Wednesday, 26 February 2020

A Defining Case

Sir Keir Starmer is less critical of the Extradition Treaty than Boris Johnson is, writes John Cook

Just as Julian Assange fights extradition by the Trump administration in the court in Belmarsh, Sir Keir Starmer has weighed into the debate on the side of the US government. 

Assange’s legal team have been arguing that the Extradition Treaty is being abused in the pursuit of Trump’s ‘war on investigative journalism’. Jeremy Corbyn questioned Boris Johnson on the case in a recent prime minister’s question time. Even Johnson had to admit that the Treaty is ‘unbalanced’. 

In an astounding intervention in this debate Sir Keir Starmer has managed to repeat the arguments of the US prosecution and give a more resounding endorsement of the Treaty than the Tory Prime Minister. 

Sir Keir told the Huffington Post that the extradition system was ‘very good’ and that judges, in a no jury court, should be left alone to do their job. Yet this is a Treaty in which 200 people have been extradited from the UK to America and only 11 people have been extradited from America to the UK, as even Tory MP David Davis has pointed out.   

The dramatic case of Harry Dunne, the young motorcyclist mowed down and killed by CIA agent Anne Sacoolas who then fled back to the US to avoid justice, underlines how broken this Treaty is: innocent journalists face extradition while guilty CIA agents are protected from extradition by the Trump security state.

This is the state of affairs with which Starmer can see no fault. But Sir Keir does have plenty to say that is critical of the supporters of Julian Assange: ‘...all those in the Assange case or any other case, who say it’s all a big conspiracy are either missing the point that this is an independent judge-made decision or they are implying that our High Court judiciary is corrupt.’ 

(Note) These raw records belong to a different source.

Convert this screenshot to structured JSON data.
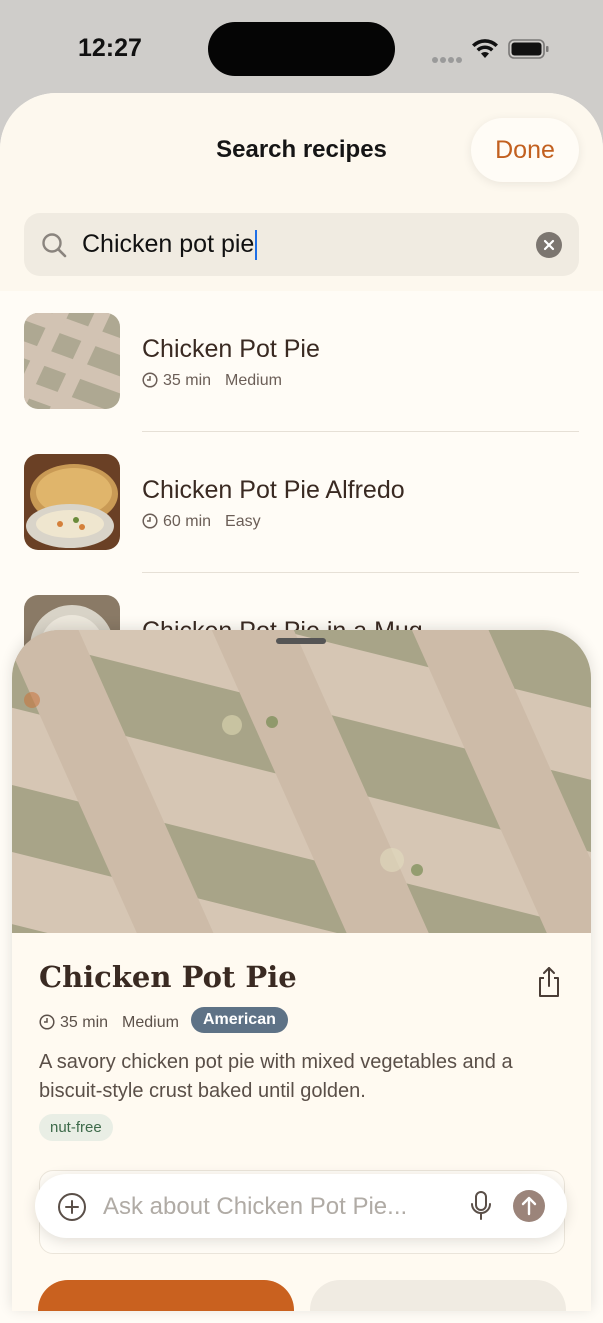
{
  "status_bar": {
    "time": "12:27"
  },
  "search_sheet": {
    "title": "Search recipes",
    "done_label": "Done",
    "search_value": "Chicken pot pie"
  },
  "results": [
    {
      "title": "Chicken Pot Pie",
      "time": "35 min",
      "difficulty": "Medium"
    },
    {
      "title": "Chicken Pot Pie Alfredo",
      "time": "60 min",
      "difficulty": "Easy"
    },
    {
      "title": "Chicken Pot Pie in a Mug"
    }
  ],
  "detail": {
    "title": "Chicken Pot Pie",
    "time": "35 min",
    "difficulty": "Medium",
    "cuisine": "American",
    "description": "A savory chicken pot pie with mixed vegetables and a biscuit-style crust baked until golden.",
    "tags": [
      "nut-free"
    ],
    "ask_placeholder": "Ask about Chicken Pot Pie..."
  },
  "colors": {
    "accent": "#c2601f",
    "sheet_background": "#fffcf6",
    "cuisine_badge": "#5e7286",
    "tag_background": "#e9eee5"
  },
  "icons": [
    "search-icon",
    "clear-icon",
    "clock-icon",
    "share-icon",
    "plus-icon",
    "microphone-icon",
    "send-arrow-icon",
    "wifi-icon",
    "battery-icon"
  ]
}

Actually no one in the Assange case alleges it’s a conspiracy. Not least because the evidence that the Trump administration is out to extradite Assange for publishing anti-war material about Afghanistan and Iraq is part of the declared case of the US prosecution, stated in the open every day in the court at Belmarsh. 

And better legal minds than Sir Keir Starmer, lawyers who have built international reputations on defending rather than prosecuting the poor, outcast, and powerless, are arguing Assange’s case. Edward Fitzgerald QC said in court only this week that Assange is ‘anti-war and anti-imperialist’ and this is why the US is out to get him. 

Assange’s witnesses will include Noam Chomsky, and Paul Rogers of the Bradford University Peace Studies Centre. This case is one of the great political cases of the century, as John McDonnell recently said. 

It’s a defining case for the left, and Sir Keir, even while he is pitching for left-wing votes, has taken the most conservative position imaginable. This is what Labour Party members can expect from a Starmer leadership: unquestioning loyalty to the establishment on both sides of the Atlantic.

But they can also expect Sir Keir to be a dumb centrist who will be outmanoeuvred by the Tories. As Boris Johnson’s reply to Jeremy Corbyn’s parliamentary question showed, the Tories know the Extradition Treaty is in trouble. How they must be smirking as the gallant knight deploys all his supposed gravitas and authority to defend it. 

Meanwhile the most high profile victim of that act, on the very day of Sir Keir’s cosy interview, is strip-searched twice, handcuffed 11 times, moved between five different cells, and has his legal papers taken from him by the prison authorities.